Par conséquent, le candidat ne peut que faire le tour de ses proches, des membres de son clan ou de sa tribu ou de son quartier et gare au voisin ou au parent qui l’invite à un couscous ! Monsieur propre veut la propreté. Les candidats des partis suivront certainement ce parcours. Mongi Rahoui ne va pas compter sur les prolétaires, mais sur les membres de sa tribu comme pour les autres fois.
Les candidats qui seront retenus pour la course à l’hémicycle doivent se débrouiller pour faire un dépliant, un poster et monter une tente ici et là pour se présenter aux électeurs. Même pour ce maigre étalage, ils devraient tous justifier l’origine de leurs dépenses. Monsieur propre veut la propreté.
En guise de programme, le candidat à la députation, dirait soit qu’il rendrait la verte Tunisie encore plus verdoyante malgré la sécheresse, soit qu’il ferait tout pour dépoussiérer les rues de la circonsription où il se représente.
Le misérabilisme ne peut produire que de la misère
Avec ou sans programme, le candidat sera inéluctablement élu par ses amis et les amis de ses amis, par les membres de sa grande famille et par son clan ou sa tribu, et ce sont les patriarches qui lui draineront les moutons de panurge. Ces derniers égorgeront certainement des moutons pour les convives aux élections. Mais le candidat ne doit pas apparaître. L’œil de Big Brother veille sur tous. Le mieux, c’est qu’au jour du festin, il prend, devant témoins, un lablabi (bol de pois chiche) dans une gargote, la plus sale si possible, pour montrer ainsi patte blanche.

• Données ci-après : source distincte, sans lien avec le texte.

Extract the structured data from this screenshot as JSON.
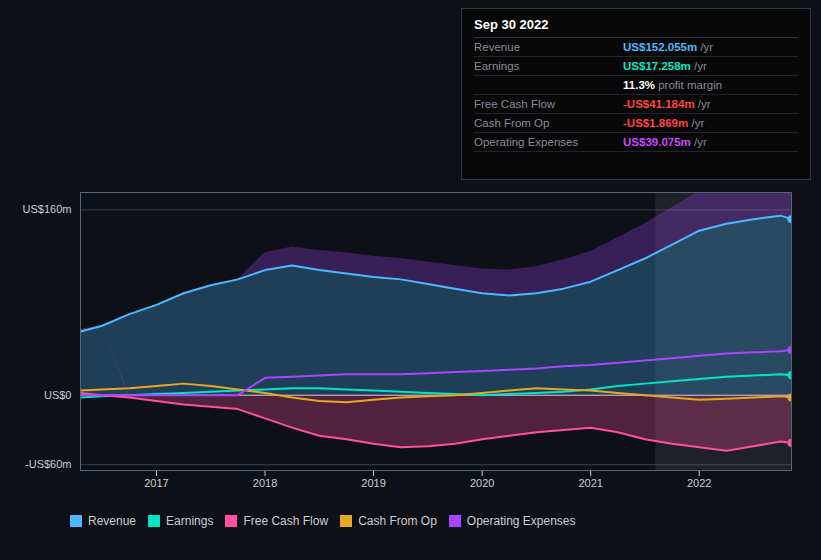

Certainement que malgré tous les garde-fous, l’argent va se faufiler dans le processus électoral et que peut-être des partis présenteront des candidats prétendument indépendants. Et grâce à leurs bas de laine, il y aurait des spéculateurs et des contrebandiers ou leurs hommes de paille au parlement, comme les autres fois.
Donc personne n’a de programme, sauf pour le parti d’Echaab, réputé pour son entrisme opportuniste et pour son adoration des dictateurs, et son programme, on le connaît, c’est libérer la Palestine et unifier la nation arabe. Et si ce n’est pas d’ici la fin de ce siècle, ce serait forcément après!

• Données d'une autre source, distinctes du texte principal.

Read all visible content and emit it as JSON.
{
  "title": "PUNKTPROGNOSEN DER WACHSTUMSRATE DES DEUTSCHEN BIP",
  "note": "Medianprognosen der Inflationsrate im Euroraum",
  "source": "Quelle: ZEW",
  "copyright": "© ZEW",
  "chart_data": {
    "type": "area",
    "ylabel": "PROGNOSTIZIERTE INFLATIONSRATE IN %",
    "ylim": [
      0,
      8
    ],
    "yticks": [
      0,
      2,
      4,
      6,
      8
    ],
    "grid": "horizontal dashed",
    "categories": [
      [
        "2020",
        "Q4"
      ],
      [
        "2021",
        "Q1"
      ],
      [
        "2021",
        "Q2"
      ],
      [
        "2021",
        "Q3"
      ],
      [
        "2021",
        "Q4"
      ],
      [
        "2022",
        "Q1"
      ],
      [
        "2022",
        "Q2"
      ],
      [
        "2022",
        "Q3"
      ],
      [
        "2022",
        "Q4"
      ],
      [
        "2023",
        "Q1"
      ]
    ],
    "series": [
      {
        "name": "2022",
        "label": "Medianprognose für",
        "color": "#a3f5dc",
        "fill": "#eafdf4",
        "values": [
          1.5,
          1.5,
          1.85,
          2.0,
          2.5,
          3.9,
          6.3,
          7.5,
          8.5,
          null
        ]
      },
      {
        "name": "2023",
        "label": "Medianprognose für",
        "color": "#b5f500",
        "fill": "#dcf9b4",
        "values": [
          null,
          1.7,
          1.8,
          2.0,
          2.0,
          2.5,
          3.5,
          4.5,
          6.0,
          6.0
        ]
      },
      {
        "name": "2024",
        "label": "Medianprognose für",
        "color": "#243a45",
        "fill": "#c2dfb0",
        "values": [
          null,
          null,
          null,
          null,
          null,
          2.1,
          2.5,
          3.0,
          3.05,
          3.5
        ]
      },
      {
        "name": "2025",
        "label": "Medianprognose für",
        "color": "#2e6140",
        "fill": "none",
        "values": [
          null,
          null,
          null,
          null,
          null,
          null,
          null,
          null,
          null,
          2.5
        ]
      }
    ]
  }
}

Des énergumènes essaieraient aussi de convaincre les électeurs de la capacité des extraterrestres à diriger ce pays. Le malheur, c’est qu’ils trouveraient une audience auprès de Tunisiens crédules qui ont désespéré des terriens.
La campagne flamboyante en Amérique était une leçon de démocratie. Avec l’argent, il y aura des députés plus ou moins honnêtes qui vont gouverner le monde. La campagne misérabiliste en Tunisie va nous gratifier d’illustres inconnus venant de nulle part, qui vont s’empêtrer dans des débats cacophoniques, tellement le parlement sera hétéroclite. C’est là, n’est-ce pas, toute la différence entre le développement et le sous-développement.
* Haut cadre à la retraite.
** Bernard Chantebout, « Droit constitutionnel et sciences politiques », édition Armand Colin, 6e édition, 1985, 328 pages.